Gummed stamps soak off more easily than some self-adhesive USA stamps. Remove the stamps that are off paper, with stamp tongs. Brush each stamp against the edge of the bowl to let a few drops of water drain back into the bowl. Then drop the stamp into the second bowl.
Some stamps will still be holding onto their papers. If you peel the paper away easily, remember that some gum may still be on the stamp, so let it swim to wash off the gum.
Be very gentle if you peel paper off the back of a stamp, as you can tear the stamp that way, creating a thin spot. When that happens, discard the stamp, even if the thinned paper is still holding onto the stamp.

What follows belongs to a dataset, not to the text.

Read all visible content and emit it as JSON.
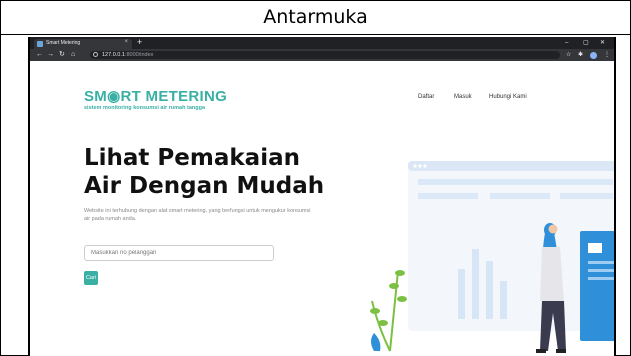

In the process of soaking and sorting stamps, discard any that are torn, stained, creased or thinned. Do not try to sell or trade these. (This applies to common stamps. Some valuable stamps will still be worth saving even if they are damaged.)
Upon removing stamps from the second bowl, brush them against the edge of the bowl to remove excess water. Place the stamps face-down on clean copier paper. (Buy the cheapest at an office supply warehouse.) Cover these with another sheet. Put this sandwich on newspaper and fold the newspaper over the sandwich. Each sandwich should be in a separate fold of newspaper because the newspaper will absorb water. Stack the folds of newspaper, each with a stamp sandwich, and weigh down with a big, heavy book. Let stand overnight.
Stamp water is dirty water. Pour it into the toilet. Raise the toilet seat first so you dont pour dirty water onto the toilet seat.
When opening the sandwiches, some stamps will stick to the copier paper. Tear off that scrap of copier paper and soak the stamp off again.
If a stamp seems to want to peel off the copier paper, but then leaves part of the ink (from the front of the stamp) on the copier paper, discard the stamp.